My friend Aj Luck gave me my topic for today. I’m finding it increasingly difficult to come up with things I like about me, and she said it’s likable that I am honest enough to recognize that and to put it into print.

I just know that being real is and has always been one of my highest aspirations.

I’ve never liked pretenses, masks, putting on airs. It’s always felt so inauthentic. Misleading. Fake. The world has too many fakes, and it’s not something I would ever want to be.

I am struggling today. Hormones kick me into clouds of dust once or twice a month, and on those days I feel like I am being buried alive by my emotions. Logic and reason go out the window. I am woven crooked and distorted in the mirror and the scars show through.

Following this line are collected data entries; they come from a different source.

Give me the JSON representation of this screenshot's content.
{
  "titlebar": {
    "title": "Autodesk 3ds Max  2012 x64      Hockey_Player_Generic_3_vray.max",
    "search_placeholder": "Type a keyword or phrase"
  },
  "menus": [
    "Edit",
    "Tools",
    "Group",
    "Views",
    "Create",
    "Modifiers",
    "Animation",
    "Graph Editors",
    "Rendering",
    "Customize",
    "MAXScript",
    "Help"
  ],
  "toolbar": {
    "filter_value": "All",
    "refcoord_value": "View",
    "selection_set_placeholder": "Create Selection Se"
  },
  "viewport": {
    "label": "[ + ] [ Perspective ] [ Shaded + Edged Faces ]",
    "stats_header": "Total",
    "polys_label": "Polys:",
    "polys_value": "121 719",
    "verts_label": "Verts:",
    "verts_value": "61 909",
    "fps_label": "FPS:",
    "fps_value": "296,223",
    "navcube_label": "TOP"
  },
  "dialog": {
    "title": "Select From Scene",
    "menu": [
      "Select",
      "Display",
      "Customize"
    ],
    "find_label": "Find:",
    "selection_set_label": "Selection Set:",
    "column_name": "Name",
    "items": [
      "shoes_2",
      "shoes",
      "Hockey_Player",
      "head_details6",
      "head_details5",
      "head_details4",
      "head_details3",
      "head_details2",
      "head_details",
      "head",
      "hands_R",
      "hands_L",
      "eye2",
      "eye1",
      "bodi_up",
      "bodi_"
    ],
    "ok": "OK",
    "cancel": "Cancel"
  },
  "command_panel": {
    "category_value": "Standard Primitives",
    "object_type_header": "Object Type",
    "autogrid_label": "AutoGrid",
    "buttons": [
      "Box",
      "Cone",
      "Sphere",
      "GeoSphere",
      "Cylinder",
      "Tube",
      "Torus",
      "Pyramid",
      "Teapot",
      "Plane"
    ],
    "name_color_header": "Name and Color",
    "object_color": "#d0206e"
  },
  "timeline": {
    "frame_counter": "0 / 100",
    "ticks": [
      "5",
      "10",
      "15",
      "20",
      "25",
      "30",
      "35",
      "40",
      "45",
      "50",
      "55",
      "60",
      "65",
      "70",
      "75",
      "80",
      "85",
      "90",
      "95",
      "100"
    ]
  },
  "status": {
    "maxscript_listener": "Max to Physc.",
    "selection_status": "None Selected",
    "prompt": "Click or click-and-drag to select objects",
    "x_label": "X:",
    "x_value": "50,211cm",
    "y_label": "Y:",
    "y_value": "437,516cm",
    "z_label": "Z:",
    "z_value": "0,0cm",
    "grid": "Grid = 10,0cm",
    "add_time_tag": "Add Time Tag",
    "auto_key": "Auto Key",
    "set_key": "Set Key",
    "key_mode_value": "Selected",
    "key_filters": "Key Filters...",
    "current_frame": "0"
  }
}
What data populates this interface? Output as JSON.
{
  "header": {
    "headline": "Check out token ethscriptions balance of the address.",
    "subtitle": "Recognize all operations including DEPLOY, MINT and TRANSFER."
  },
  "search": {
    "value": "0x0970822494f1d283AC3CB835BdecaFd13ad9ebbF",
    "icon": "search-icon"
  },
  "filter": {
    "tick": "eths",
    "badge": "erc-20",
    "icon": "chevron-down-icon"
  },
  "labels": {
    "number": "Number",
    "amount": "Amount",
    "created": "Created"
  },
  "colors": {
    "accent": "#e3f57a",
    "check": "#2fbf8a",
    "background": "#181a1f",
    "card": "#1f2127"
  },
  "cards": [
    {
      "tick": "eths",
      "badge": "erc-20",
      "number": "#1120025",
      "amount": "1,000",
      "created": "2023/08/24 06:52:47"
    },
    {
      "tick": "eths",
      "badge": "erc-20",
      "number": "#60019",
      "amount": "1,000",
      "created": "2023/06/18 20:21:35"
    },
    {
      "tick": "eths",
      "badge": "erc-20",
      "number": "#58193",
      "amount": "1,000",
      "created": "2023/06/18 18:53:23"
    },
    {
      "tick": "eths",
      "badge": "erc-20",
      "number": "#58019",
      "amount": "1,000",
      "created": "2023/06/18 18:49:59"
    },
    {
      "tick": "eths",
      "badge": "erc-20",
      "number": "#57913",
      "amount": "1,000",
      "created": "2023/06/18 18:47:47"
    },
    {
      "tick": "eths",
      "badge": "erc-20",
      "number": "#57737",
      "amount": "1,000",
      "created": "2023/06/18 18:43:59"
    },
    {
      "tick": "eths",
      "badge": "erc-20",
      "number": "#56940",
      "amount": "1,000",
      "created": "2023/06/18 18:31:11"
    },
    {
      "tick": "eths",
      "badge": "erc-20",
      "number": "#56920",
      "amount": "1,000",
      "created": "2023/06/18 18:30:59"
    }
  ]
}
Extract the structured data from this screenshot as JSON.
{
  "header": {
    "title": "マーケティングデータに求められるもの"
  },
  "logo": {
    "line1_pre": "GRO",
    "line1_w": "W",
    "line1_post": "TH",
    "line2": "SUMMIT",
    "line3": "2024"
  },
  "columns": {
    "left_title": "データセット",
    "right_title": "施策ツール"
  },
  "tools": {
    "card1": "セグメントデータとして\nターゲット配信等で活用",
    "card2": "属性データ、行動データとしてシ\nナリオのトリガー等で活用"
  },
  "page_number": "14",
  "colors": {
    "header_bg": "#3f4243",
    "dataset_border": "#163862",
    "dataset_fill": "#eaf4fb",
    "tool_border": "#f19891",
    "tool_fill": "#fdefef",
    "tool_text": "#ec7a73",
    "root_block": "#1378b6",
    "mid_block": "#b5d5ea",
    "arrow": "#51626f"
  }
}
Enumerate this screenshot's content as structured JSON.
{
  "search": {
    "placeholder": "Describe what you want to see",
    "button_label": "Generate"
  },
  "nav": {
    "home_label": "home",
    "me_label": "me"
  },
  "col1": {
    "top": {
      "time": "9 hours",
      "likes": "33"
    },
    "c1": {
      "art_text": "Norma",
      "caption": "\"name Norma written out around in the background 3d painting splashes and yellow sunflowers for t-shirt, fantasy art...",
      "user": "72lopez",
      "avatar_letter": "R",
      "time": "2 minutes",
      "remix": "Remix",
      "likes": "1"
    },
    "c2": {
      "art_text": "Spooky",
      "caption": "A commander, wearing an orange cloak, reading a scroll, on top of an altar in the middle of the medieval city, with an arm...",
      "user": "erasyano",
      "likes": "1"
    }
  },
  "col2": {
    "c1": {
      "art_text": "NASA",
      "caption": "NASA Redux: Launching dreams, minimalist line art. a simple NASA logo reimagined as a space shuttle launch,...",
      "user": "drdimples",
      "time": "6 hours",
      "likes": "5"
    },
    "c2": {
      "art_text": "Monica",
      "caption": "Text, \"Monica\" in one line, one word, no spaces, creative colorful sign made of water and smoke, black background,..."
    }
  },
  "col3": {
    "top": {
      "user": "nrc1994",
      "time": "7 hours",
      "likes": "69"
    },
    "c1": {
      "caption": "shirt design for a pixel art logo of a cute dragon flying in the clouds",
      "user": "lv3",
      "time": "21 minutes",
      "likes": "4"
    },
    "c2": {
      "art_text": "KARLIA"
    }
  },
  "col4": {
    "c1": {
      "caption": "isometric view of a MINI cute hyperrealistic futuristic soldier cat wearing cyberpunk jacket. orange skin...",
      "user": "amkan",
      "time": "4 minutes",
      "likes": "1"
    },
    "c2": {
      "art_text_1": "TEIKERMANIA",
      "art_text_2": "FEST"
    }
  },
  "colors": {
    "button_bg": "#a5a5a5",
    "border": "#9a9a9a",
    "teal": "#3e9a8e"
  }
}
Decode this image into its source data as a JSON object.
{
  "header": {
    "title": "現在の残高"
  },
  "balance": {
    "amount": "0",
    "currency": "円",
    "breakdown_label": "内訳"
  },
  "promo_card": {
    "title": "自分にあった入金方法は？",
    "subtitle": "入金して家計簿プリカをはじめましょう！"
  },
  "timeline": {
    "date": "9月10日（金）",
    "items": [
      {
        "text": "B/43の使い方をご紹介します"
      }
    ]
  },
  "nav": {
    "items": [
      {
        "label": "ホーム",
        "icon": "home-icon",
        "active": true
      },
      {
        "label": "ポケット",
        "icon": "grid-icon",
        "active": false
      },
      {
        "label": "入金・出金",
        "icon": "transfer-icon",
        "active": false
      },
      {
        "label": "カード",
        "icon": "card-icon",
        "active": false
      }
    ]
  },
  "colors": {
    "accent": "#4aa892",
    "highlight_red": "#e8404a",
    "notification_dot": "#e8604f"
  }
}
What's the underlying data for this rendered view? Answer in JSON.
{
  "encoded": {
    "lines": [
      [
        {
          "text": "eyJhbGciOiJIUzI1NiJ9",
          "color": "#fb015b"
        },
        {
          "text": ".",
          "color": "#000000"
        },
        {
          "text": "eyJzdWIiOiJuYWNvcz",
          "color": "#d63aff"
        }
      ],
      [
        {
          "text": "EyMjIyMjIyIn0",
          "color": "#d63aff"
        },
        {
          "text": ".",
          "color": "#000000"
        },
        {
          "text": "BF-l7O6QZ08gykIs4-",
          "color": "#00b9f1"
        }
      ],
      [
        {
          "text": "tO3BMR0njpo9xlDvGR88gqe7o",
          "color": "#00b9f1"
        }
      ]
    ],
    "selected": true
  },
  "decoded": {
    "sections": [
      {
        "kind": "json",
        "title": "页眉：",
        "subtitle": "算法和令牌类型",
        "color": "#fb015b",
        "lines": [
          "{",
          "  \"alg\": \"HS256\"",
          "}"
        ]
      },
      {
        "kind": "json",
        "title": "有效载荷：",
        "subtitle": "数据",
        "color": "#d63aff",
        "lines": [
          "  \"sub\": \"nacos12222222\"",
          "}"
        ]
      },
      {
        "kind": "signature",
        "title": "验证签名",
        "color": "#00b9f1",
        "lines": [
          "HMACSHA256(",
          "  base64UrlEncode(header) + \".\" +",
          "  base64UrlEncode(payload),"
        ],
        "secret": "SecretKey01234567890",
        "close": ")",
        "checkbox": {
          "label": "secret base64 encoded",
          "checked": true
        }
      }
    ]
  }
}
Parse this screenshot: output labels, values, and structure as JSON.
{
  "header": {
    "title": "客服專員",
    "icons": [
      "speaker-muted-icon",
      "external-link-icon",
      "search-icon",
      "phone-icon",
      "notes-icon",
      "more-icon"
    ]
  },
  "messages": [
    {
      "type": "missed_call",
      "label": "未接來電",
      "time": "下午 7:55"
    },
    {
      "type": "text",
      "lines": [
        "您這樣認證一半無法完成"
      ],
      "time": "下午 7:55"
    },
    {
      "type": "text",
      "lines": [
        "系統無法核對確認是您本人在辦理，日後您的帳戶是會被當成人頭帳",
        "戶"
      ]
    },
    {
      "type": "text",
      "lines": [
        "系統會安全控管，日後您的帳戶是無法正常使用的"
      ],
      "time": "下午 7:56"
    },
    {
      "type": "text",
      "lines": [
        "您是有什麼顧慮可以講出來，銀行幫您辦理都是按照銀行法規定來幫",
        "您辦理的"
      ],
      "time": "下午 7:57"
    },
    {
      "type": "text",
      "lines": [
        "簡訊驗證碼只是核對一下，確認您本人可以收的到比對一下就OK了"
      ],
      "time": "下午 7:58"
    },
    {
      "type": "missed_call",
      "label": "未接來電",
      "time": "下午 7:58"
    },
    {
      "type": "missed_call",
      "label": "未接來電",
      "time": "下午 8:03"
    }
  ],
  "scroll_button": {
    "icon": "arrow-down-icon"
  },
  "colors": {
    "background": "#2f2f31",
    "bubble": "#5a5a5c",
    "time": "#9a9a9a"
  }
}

I am uncharacteristically quiet on these days, mainly because I don’t trust myself not to unwittingly hurt someone’s feelings. Only the bravest of souls venture into my world at such times. I honor those who do.

Painted smiles are for clowns, not people. I love making people laugh, but I am no clown.

If I cannot be honest about who I am and what’s going on in my heart, I cannot live true. Whatever life dishes out or what changes come with the passing of time, the one thing I can always be is true to who I am. To be otherwise dishonors my Creator.

So I like my authenticity, as rough and sad and confusing as it can sometimes be. It’s me, all of it, and I might as well shrug and hold it out as an offering to the world.

My realness is all I have to genuinely give.